Possiamo non credere che Dio esista, ma non possiamo credere di essere Dio. Avverto, quindi, un gran disagio dinnanzi alla deriva individualista radicale nella sinistra (non solo italiana) circa l’antropologia umana, in particolare verso l’idea del suicidio assistito e dell’omicidio del consenziente. Perché, a oggi, esattamente questo sarebbe l’esito dell’ipotizzato "referendum sulla eutanasia": la legalizzazione dell’omicidio del consenziente. Non mi sfugge certo l’atavico naturale desiderio di morire dignitosamente, ma la pretesa di autodeterminarsi sino a tal punto mi pare foriera di derive strumentali e pessime interpretazioni. Una scelta apparentemente limitata, che causa effetti illimitati. Quando, e cosa, è vita dignitosa? Arriveremo a valutare e catalogare la vita utile o inutile?
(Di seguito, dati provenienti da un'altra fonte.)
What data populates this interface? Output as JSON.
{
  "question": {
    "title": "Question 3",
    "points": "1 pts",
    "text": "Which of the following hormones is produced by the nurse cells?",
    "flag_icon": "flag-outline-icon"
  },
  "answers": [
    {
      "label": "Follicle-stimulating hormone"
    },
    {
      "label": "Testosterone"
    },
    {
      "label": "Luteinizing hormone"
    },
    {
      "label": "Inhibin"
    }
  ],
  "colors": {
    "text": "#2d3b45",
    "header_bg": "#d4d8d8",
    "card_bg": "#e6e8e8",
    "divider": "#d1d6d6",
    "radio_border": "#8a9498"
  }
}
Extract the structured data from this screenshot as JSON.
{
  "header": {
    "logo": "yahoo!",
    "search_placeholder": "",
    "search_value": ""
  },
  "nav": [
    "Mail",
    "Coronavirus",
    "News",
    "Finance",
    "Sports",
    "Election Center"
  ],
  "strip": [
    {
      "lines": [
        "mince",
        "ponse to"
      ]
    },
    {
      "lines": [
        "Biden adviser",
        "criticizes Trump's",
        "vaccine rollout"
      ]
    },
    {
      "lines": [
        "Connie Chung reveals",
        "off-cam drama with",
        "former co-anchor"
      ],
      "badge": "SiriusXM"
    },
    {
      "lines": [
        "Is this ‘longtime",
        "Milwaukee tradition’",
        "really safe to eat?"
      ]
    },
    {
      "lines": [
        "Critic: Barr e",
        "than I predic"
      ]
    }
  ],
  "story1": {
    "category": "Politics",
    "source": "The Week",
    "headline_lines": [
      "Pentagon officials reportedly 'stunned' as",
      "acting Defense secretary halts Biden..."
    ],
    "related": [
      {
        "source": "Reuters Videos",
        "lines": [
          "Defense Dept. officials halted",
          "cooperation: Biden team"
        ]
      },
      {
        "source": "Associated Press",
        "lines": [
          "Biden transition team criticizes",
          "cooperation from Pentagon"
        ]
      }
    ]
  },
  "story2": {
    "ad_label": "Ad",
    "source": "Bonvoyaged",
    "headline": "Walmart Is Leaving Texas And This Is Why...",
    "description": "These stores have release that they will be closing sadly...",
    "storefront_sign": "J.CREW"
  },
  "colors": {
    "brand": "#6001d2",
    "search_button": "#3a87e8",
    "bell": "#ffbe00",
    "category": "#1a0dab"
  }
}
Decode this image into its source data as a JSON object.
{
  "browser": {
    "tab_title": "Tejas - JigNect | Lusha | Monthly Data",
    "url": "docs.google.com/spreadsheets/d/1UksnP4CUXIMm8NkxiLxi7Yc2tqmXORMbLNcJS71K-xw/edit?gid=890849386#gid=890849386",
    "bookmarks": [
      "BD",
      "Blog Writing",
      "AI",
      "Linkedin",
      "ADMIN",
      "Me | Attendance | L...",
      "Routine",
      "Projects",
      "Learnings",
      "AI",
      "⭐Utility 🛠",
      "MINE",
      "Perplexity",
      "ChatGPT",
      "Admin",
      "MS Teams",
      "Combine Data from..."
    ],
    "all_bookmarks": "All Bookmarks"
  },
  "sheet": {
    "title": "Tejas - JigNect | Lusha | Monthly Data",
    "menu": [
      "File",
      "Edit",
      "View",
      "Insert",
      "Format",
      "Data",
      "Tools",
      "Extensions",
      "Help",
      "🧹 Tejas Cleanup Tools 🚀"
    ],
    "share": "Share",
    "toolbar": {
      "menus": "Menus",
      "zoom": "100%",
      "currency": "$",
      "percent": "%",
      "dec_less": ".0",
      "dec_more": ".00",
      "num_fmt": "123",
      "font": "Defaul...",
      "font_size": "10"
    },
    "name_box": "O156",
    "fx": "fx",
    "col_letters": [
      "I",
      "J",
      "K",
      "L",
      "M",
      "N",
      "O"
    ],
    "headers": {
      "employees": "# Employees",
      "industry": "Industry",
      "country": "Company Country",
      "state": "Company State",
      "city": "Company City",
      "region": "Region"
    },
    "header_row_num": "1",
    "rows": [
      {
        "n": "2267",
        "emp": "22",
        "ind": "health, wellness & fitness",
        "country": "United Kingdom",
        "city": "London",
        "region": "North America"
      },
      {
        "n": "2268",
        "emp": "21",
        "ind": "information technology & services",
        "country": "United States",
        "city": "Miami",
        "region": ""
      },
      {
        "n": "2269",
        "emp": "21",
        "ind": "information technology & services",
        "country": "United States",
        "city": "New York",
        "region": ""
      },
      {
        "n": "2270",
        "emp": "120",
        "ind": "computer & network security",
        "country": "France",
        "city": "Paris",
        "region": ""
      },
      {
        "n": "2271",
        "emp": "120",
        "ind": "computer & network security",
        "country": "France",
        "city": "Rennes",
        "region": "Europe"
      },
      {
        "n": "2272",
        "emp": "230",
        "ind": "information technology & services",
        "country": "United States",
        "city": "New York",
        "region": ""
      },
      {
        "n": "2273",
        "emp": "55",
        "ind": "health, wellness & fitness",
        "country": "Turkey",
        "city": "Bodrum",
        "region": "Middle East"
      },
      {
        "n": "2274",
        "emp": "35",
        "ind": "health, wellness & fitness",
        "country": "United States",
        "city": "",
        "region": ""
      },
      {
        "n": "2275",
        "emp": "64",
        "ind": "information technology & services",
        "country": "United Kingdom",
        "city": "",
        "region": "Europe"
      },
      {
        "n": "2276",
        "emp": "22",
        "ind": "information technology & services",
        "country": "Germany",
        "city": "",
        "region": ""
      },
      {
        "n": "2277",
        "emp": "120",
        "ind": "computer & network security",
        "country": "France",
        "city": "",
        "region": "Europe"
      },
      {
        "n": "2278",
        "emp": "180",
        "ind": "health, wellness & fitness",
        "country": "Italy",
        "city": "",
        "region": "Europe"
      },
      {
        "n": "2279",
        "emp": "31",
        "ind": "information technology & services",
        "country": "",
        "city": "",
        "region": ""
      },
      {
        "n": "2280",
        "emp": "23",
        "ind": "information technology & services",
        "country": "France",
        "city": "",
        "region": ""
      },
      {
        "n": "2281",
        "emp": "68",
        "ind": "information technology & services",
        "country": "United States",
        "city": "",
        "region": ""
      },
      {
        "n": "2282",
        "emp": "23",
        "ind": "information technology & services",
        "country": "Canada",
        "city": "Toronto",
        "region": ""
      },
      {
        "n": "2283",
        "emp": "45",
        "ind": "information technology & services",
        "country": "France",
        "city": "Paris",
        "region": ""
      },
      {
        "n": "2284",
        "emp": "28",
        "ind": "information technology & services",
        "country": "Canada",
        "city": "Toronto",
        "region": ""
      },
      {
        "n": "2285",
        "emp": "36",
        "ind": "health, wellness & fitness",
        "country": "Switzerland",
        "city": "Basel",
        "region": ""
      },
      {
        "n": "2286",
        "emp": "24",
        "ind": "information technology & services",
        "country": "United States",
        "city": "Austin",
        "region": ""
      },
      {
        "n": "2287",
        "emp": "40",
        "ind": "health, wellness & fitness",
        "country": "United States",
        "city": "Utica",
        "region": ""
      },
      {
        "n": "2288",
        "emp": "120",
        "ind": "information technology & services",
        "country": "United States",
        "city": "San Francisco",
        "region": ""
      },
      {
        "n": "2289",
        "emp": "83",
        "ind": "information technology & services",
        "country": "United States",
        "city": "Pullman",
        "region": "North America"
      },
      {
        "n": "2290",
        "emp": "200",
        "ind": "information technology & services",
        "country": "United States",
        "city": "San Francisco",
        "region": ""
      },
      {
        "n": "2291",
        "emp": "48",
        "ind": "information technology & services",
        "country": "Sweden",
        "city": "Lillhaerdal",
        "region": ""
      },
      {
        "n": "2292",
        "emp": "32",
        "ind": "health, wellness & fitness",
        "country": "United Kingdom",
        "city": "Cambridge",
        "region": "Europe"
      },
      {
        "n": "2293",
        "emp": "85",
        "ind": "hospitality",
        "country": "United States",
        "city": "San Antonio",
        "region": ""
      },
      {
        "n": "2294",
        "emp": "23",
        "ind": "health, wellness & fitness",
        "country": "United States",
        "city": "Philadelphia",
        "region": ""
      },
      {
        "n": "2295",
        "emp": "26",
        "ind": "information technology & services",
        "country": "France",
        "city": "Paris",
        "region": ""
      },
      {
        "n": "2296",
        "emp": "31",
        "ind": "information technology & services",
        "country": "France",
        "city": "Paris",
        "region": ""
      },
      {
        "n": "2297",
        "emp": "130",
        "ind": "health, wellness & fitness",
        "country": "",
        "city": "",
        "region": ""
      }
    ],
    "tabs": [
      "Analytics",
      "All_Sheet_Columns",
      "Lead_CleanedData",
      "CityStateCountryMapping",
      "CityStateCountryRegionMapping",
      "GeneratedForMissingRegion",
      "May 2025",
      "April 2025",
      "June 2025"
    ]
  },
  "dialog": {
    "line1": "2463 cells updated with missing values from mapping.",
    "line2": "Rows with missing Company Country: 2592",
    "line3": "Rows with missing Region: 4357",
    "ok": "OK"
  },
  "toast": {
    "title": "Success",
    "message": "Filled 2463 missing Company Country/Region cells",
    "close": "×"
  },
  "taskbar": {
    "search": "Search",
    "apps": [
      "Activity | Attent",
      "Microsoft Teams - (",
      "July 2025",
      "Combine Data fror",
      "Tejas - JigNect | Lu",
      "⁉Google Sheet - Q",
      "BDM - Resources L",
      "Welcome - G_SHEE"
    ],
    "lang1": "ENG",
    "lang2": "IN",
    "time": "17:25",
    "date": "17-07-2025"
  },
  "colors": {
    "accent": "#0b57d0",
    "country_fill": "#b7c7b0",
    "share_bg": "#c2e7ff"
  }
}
A breve, poi, affronteremo con estrema concretezza la sfida post-umana dell’«intelligenza inorganica», cioè dell’incontro tra manipolazioni genetiche, cibernetica e robotica. Ogni giorno milioni di persone si spengono per cause naturali assistiti dai propri cari e ove necessario dai sanitari che, lungi da accanimenti terapeutici, accompagnano il decorso per assicurare le minori sofferenze possibili. Chiunque faccia politica, e soprattutto chi si dice portatore di un’idea di sinistra, più che amplificare queste situazioni, credo dovrebbe risintonizzarsi - come suggerito da Franco Monaco su queste pagine, lo scorso 29 agosto - su popolari, primarie esigenze: il lavoro, la salute, l’istruzione, la capacità di gestire l’accoglienza delle persone che chiedono asilo… Questo compito, anche ad avviso di chi scrive, responsabilizza in particolare la corrente del cattolicesimo democratico co-fondativa del Pd. È sperabile che il Parlamento possa sfuggire alla canea faziosa sul tema della morte "a comando", individuando una circostanziata proposta. Più in generale, credo che i cattolici (che Giorgio Campanini, su "Avvenire" del 17 agosto, ha definito politicamente «ovunque e da nessuna parte») debbano essere più scomodi e profetici in questa società liquida. Pur sapendo di non sapere, sappiamo che la sofferenza è ineludibile, e allora dobbiamo sempre accudirla e cercare di darle senso. Gesù che ha assunto la natura umana passando per le atroci sofferenze della Croce, continua a dire a tutti, credenti e no, qualcosa di decisivo sul valore dell’umano.